The boundaries of the internet are constantly shifting, with no (apparent) spatial or temporal limitations—perhaps it is this nonhierarchical, nonjudgmental, user-oriented principle that this first gallery attempted to mirror. The exhibition’s curator, Omar Kholeif, edited the 2014 anthology You Are Here: Art after the Internet, in which a series of writers and artists responded to the notion that users can redefine the territory of the internet from within. Unfortunately, the exhibition—without defining boundaries at its outset or, arguably, its core—rendered much of that territory formless.
That said, the exhibition began to offer a somewhat clearer focus past the first gallery. The next room presented nine web-based pieces selected with Rhizome, four of them interactive. This section introduced the concept of the digital archive, and rendered visible the otherwise invisible nature of the web’s structure. The selection ranged from 2014, with Olia Lialina’s take on circular activity on social media networks, http://tilde.club/~olialia/640×480/, to 1995, with the collaborative duo JODI’s almost impregnable technical interface wwwwwwwww.jodi.org.
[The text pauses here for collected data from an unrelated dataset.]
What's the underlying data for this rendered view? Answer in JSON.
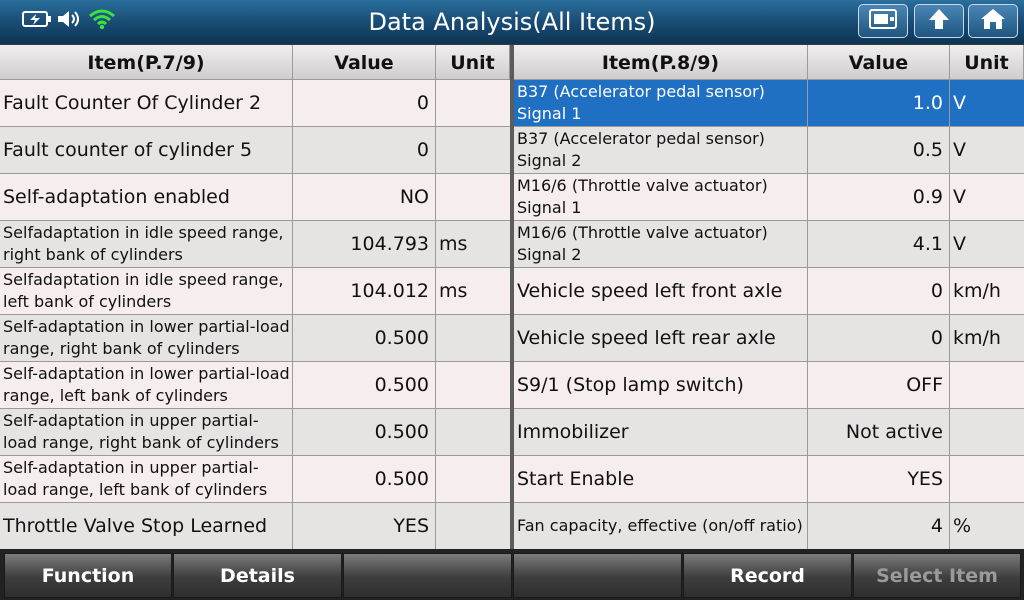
{
  "title": "Data Analysis(All Items)",
  "status_icons": [
    "battery-icon",
    "speaker-icon",
    "wifi-icon"
  ],
  "toolbar_icons": [
    "screenshot-icon",
    "back-icon",
    "home-icon"
  ],
  "colors": {
    "titlebar": "#1b4f78",
    "selected": "#1f6fc3",
    "row_light": "#f6eeee",
    "row_dark": "#e6e3e3",
    "wifi": "#3ce23c"
  },
  "left": {
    "headers": {
      "item": "Item(P.7/9)",
      "value": "Value",
      "unit": "Unit"
    },
    "rows": [
      {
        "item": "Fault Counter Of Cylinder 2",
        "value": "0",
        "unit": ""
      },
      {
        "item": "Fault counter of cylinder 5",
        "value": "0",
        "unit": ""
      },
      {
        "item": "Self-adaptation enabled",
        "value": "NO",
        "unit": ""
      },
      {
        "item": "Selfadaptation in idle speed range, right bank of cylinders",
        "value": "104.793",
        "unit": "ms"
      },
      {
        "item": "Selfadaptation in idle speed range, left bank of cylinders",
        "value": "104.012",
        "unit": "ms"
      },
      {
        "item": "Self-adaptation in lower partial-load range, right bank of cylinders",
        "value": "0.500",
        "unit": ""
      },
      {
        "item": "Self-adaptation in lower partial-load range, left bank of cylinders",
        "value": "0.500",
        "unit": ""
      },
      {
        "item": "Self-adaptation in upper partial-load range, right bank of cylinders",
        "value": "0.500",
        "unit": ""
      },
      {
        "item": "Self-adaptation in upper partial-load range, left bank of cylinders",
        "value": "0.500",
        "unit": ""
      },
      {
        "item": "Throttle Valve Stop Learned",
        "value": "YES",
        "unit": ""
      }
    ]
  },
  "right": {
    "headers": {
      "item": "Item(P.8/9)",
      "value": "Value",
      "unit": "Unit"
    },
    "rows": [
      {
        "item": "B37 (Accelerator pedal sensor) Signal 1",
        "value": "1.0",
        "unit": "V"
      },
      {
        "item": "B37 (Accelerator pedal sensor) Signal 2",
        "value": "0.5",
        "unit": "V"
      },
      {
        "item": "M16/6 (Throttle valve actuator) Signal 1",
        "value": "0.9",
        "unit": "V"
      },
      {
        "item": "M16/6 (Throttle valve actuator) Signal 2",
        "value": "4.1",
        "unit": "V"
      },
      {
        "item": "Vehicle speed left front axle",
        "value": "0",
        "unit": "km/h"
      },
      {
        "item": "Vehicle speed left rear axle",
        "value": "0",
        "unit": "km/h"
      },
      {
        "item": "S9/1 (Stop lamp switch)",
        "value": "OFF",
        "unit": ""
      },
      {
        "item": "Immobilizer",
        "value": "Not active",
        "unit": ""
      },
      {
        "item": "Start Enable",
        "value": "YES",
        "unit": ""
      },
      {
        "item": "Fan capacity, effective (on/off ratio)",
        "value": "4",
        "unit": "%"
      }
    ]
  },
  "buttons": {
    "function": "Function",
    "details": "Details",
    "blank1": "",
    "blank2": "",
    "record": "Record",
    "select_item": "Select Item"
  }
}
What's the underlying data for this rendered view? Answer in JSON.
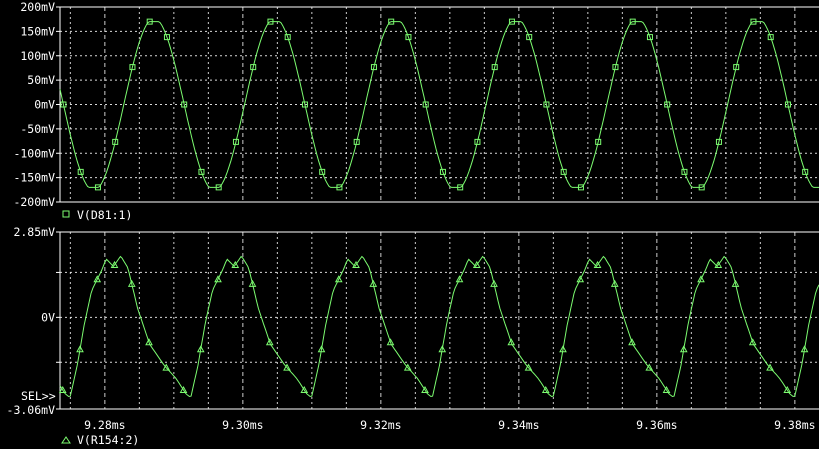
{
  "window": {
    "background": "#000000",
    "trace_color": "#7CFC70",
    "axis_color": "#ffffff"
  },
  "chart_data": [
    {
      "type": "line",
      "series": [
        {
          "name": "V(D81:1)",
          "marker": "square"
        }
      ],
      "y_tick_labels": [
        "200mV",
        "150mV",
        "100mV",
        "50mV",
        "0mV",
        "-50mV",
        "-100mV",
        "-150mV",
        "-200mV"
      ],
      "y_tick_values": [
        200,
        150,
        100,
        50,
        0,
        -50,
        -100,
        -150,
        -200
      ],
      "ylim": [
        -200,
        200
      ],
      "y_unit": "mV",
      "xlim": [
        9.2735,
        9.3835
      ],
      "waveform": {
        "shape": "sine",
        "amplitude": 170,
        "period_ms": 0.0175,
        "phase_ms": 9.28275,
        "cycles_visible": 6
      },
      "grid": true
    },
    {
      "type": "line",
      "series": [
        {
          "name": "V(R154:2)",
          "marker": "triangle"
        }
      ],
      "y_tick_labels": [
        "2.85mV",
        "0V",
        "-3.06mV"
      ],
      "y_tick_values": [
        2.85,
        0,
        -3.06
      ],
      "ylim": [
        -3.06,
        2.85
      ],
      "y_unit": "mV",
      "xlim": [
        9.2735,
        9.3835
      ],
      "waveform": {
        "shape": "distorted-periodic",
        "max": 2.05,
        "min": -2.7,
        "period_ms": 0.0175,
        "cycles_visible": 6
      },
      "grid": true,
      "selected_label": "SEL>>"
    }
  ],
  "x_axis": {
    "tick_labels": [
      "9.28ms",
      "9.30ms",
      "9.32ms",
      "9.34ms",
      "9.36ms",
      "9.38ms"
    ],
    "tick_values": [
      9.28,
      9.3,
      9.32,
      9.34,
      9.36,
      9.38
    ],
    "unit": "ms"
  }
}
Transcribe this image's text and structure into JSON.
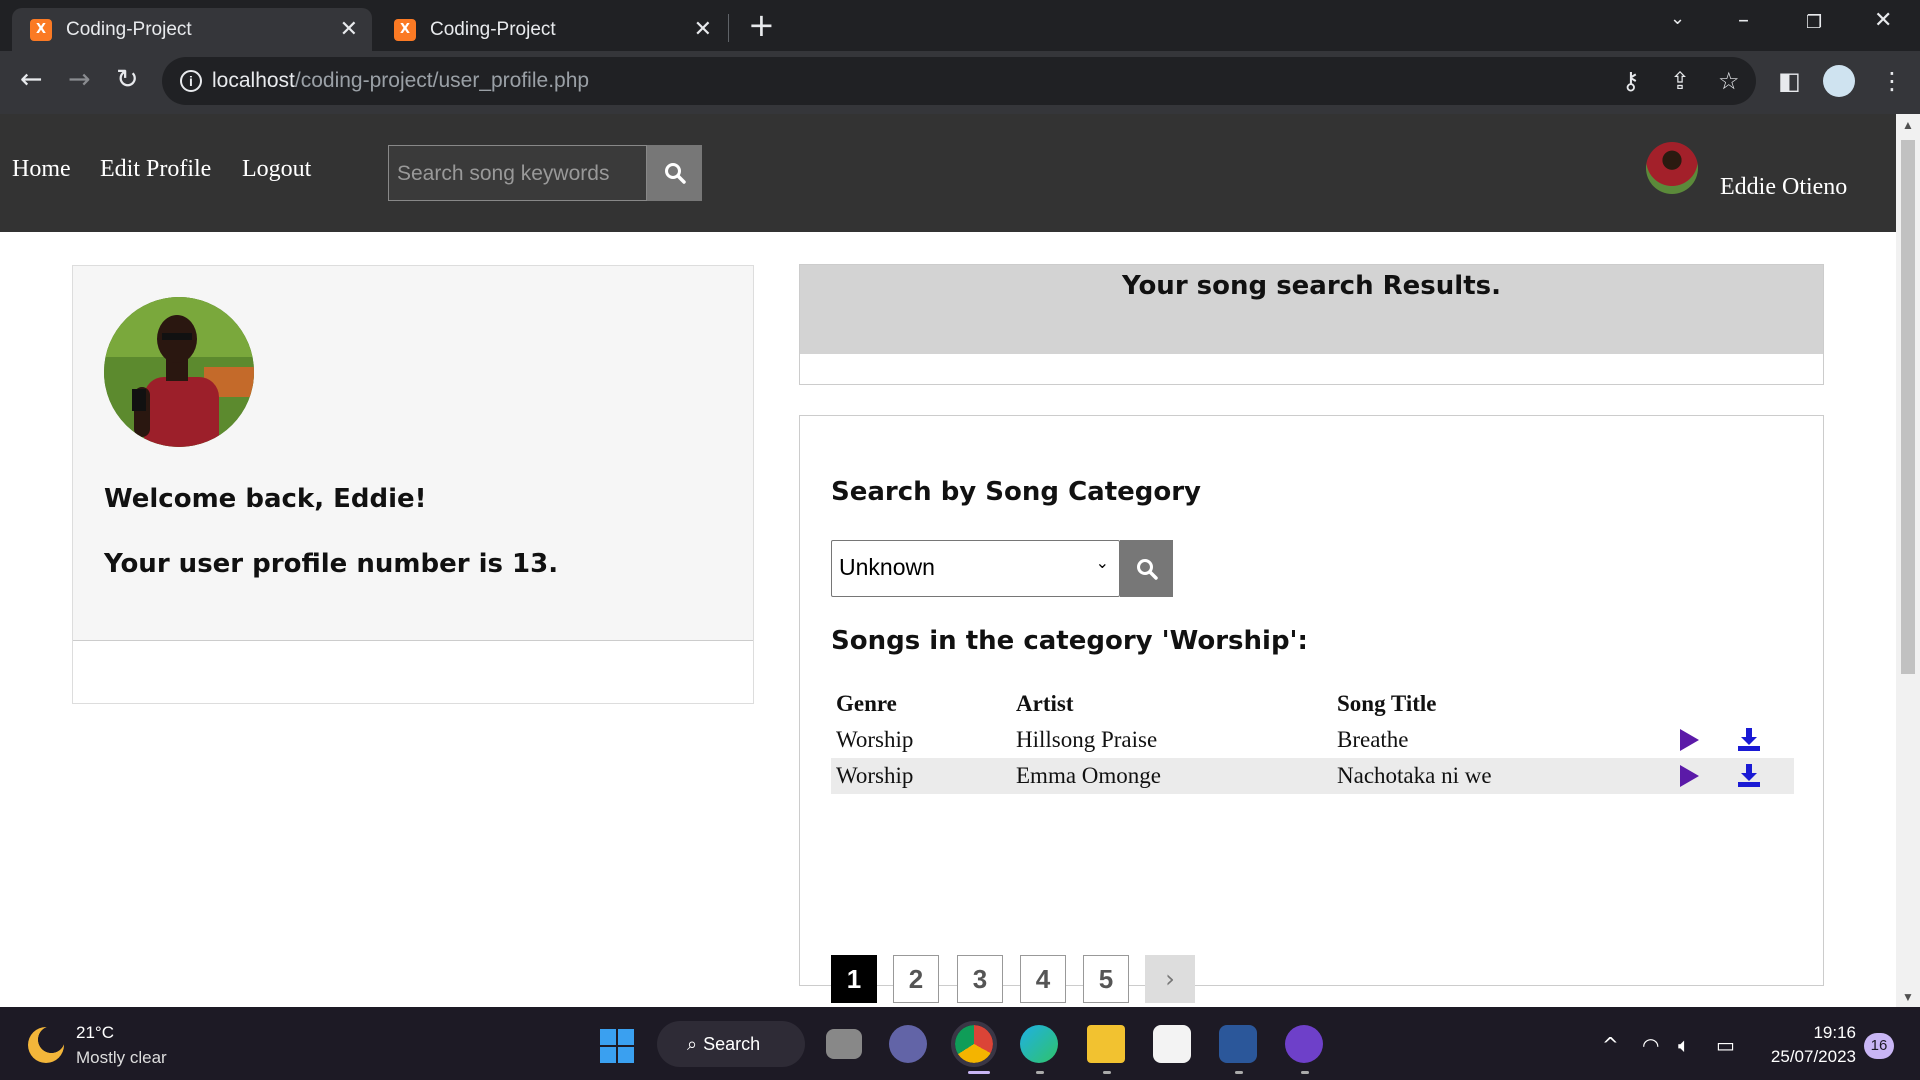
{
  "browser": {
    "tabs": [
      {
        "title": "Coding-Project",
        "active": true
      },
      {
        "title": "Coding-Project",
        "active": false
      }
    ],
    "url_host": "localhost",
    "url_path": "/coding-project/user_profile.php"
  },
  "nav": {
    "links": [
      "Home",
      "Edit Profile",
      "Logout"
    ],
    "search_placeholder": "Search song keywords",
    "user_name": "Eddie Otieno"
  },
  "profile": {
    "welcome": "Welcome back, Eddie!",
    "profile_number_text": "Your user profile number is 13."
  },
  "results": {
    "title": "Your song search Results."
  },
  "category": {
    "title": "Search by Song Category",
    "selected": "Unknown",
    "songs_heading": "Songs in the category 'Worship':",
    "columns": [
      "Genre",
      "Artist",
      "Song Title"
    ],
    "rows": [
      {
        "genre": "Worship",
        "artist": "Hillsong Praise",
        "title": "Breathe"
      },
      {
        "genre": "Worship",
        "artist": "Emma Omonge",
        "title": "Nachotaka ni we"
      }
    ],
    "pages": [
      "1",
      "2",
      "3",
      "4",
      "5"
    ],
    "current_page": "1",
    "next_label": "›"
  },
  "taskbar": {
    "temperature": "21°C",
    "condition": "Mostly clear",
    "search_label": "Search",
    "time": "19:16",
    "date": "25/07/2023",
    "notification_count": "16"
  },
  "colors": {
    "nav_bg": "#333333",
    "play": "#5b1aa8",
    "download": "#1a1ad4",
    "tab_favicon": "#fb7a24"
  }
}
Despite gathering a diverse group of works—role-playing narratives, interactive games, archives, search engines—this gallery provided a level of focus by reflecting on the creative relationships between artists and technologists.
The final section of the show, comprised of work by artists whose names are more familiar within the context of museum retrospectives, seemed the most measured, deliberate display. Nam June Paik featured heavily. His Internet Dream (1994), a behemoth fifty-two-monitor video wall that forms a shifting montage of imagery, and a precursor work, Good Morning, Mr. Orwell (1983), an international satellite broadcast of artists’ works aired live on New Year’s Day 1984, bookended the section. Lynn Hershman Leeson’s video installation Lorna (1979–82), also shown in this section, was the work that perhaps came closest in the exhibition to explicating how the individual is bracketed between traditional and digital social interactions.
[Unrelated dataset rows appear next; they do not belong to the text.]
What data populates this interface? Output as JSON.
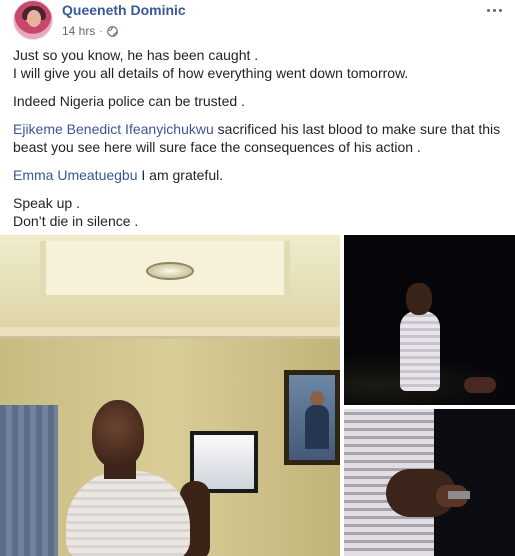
{
  "post": {
    "author": "Queeneth Dominic",
    "timestamp": "14 hrs",
    "separator": "·",
    "privacy_icon": "globe-icon",
    "more_icon": "more-options-icon",
    "body": {
      "p1_line1": "Just so you know, he has been caught .",
      "p1_line2": "I will give you all details of how everything went down tomorrow.",
      "p2": "Indeed Nigeria police can be trusted .",
      "p3_mention": "Ejikeme Benedict Ifeanyichukwu",
      "p3_text_a": " sacrificed his last blood to make sure that this",
      "p3_text_b": "beast you see here will sure face the consequences of his action .",
      "p4_mention": "Emma Umeatuegbu",
      "p4_text": " I am grateful.",
      "p5_line1": "Speak up .",
      "p5_line2": "Don’t die in silence ."
    }
  },
  "colors": {
    "link": "#385898",
    "text": "#1d2129",
    "meta": "#616770"
  }
}
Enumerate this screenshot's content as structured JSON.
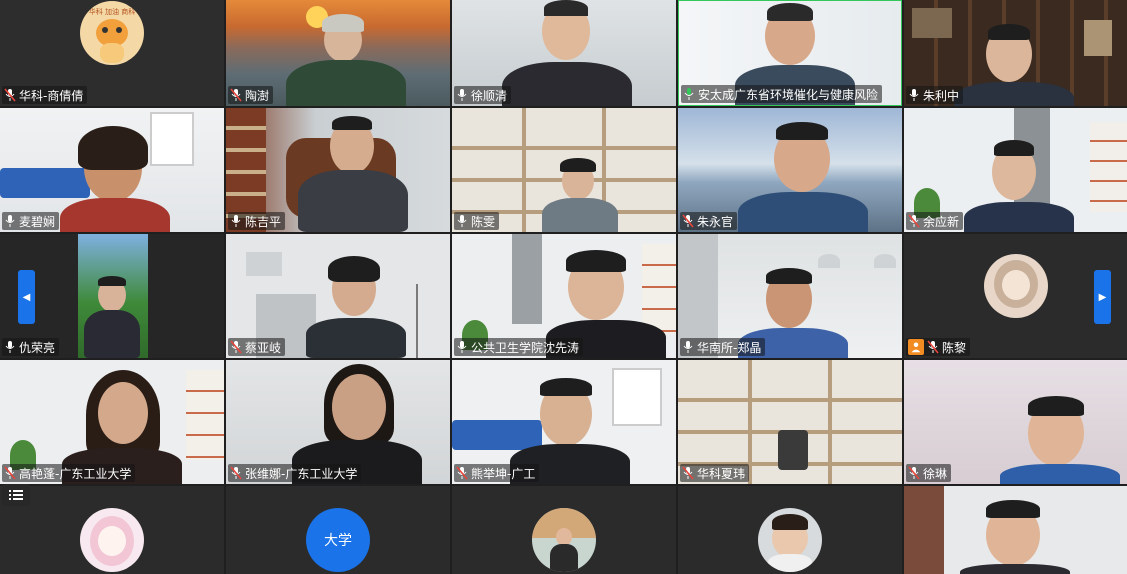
{
  "tiles": [
    {
      "name": "华科-商倩倩",
      "mic": "muted"
    },
    {
      "name": "陶澍",
      "mic": "muted"
    },
    {
      "name": "徐顺清",
      "mic": "on"
    },
    {
      "name": "安太成广东省环境催化与健康风险",
      "mic": "active"
    },
    {
      "name": "朱利中",
      "mic": "on"
    },
    {
      "name": "麦碧娴",
      "mic": "on"
    },
    {
      "name": "陈吉平",
      "mic": "on"
    },
    {
      "name": "陈雯",
      "mic": "on"
    },
    {
      "name": "朱永官",
      "mic": "muted"
    },
    {
      "name": "余应新",
      "mic": "muted"
    },
    {
      "name": "仇荣亮",
      "mic": "on"
    },
    {
      "name": "蔡亚岐",
      "mic": "muted"
    },
    {
      "name": "公共卫生学院沈先涛",
      "mic": "on"
    },
    {
      "name": "华南所-郑晶",
      "mic": "on"
    },
    {
      "name": "陈黎",
      "mic": "muted"
    },
    {
      "name": "高艳蓬-广东工业大学",
      "mic": "muted"
    },
    {
      "name": "张维娜-广东工业大学",
      "mic": "muted"
    },
    {
      "name": "熊举坤-广工",
      "mic": "muted"
    },
    {
      "name": "华科夏玮",
      "mic": "muted"
    },
    {
      "name": "徐琳",
      "mic": "muted"
    }
  ],
  "bottom_row": {
    "avatar_text": "大学"
  },
  "avatar_caption_top_left": "华科 加油 商科",
  "icons": {
    "prev": "chevron-left-icon",
    "next": "chevron-right-icon",
    "list": "participant-list-icon",
    "share": "screen-share-badge-icon"
  },
  "colors": {
    "accent_blue": "#1a73e8",
    "active_mic": "#34c759",
    "muted_mic": "#e8453c",
    "grid_bg": "#1f1f1f"
  }
}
In Lorna, we enter a fabricated domestic living room. A chair with a remote control for a laser-disc player is placed before the television set. Inside the laser-disc player is a video introducing us to Lorna, an agoraphobic woman. The video consists of thirty-six chapters that we can switch between at will, with each one revealing something new about Lorna’s personality, fears, relationships, and hopes for the future. Lorna is an extreme example of a person impacted by technology, of the archetype of the socially atomized—hooked to her television and its messages, and afraid of what she is told about the outside world. Paradoxically, she is both the viewer and the subject of our interactivity. We navigate her life, and ultimately control her destiny. We are given three choices of endings for her: we can choose that she remain as she is, that she commit suicide with a bullet to the head, or that she shoot the TV. Here, for the first time in the exhibition, the audience was put in a position of privilege, before the artist, before the system. It allowed us to lead a line of inquiry into practical concerns about the nature of computer and internet technologies in our daily life, about the behavioral disposition of the life lived online or by proxy.
“Electronic Superhighway” was based in the premise that we rely on networked technology and that its ever-increasing relevance to artists (beyond its clear technical capabilities) is evidence of this. As a temporary collection of artworks demonstrating the evolution of technology’s influence on contemporary art production, the exhibition was effective. However, as a survey prompting us to question the present and the future of such work and its social impacts, the show fell short, instead seeming content with trying to wrap up today with what we thought it might have looked like yesterday.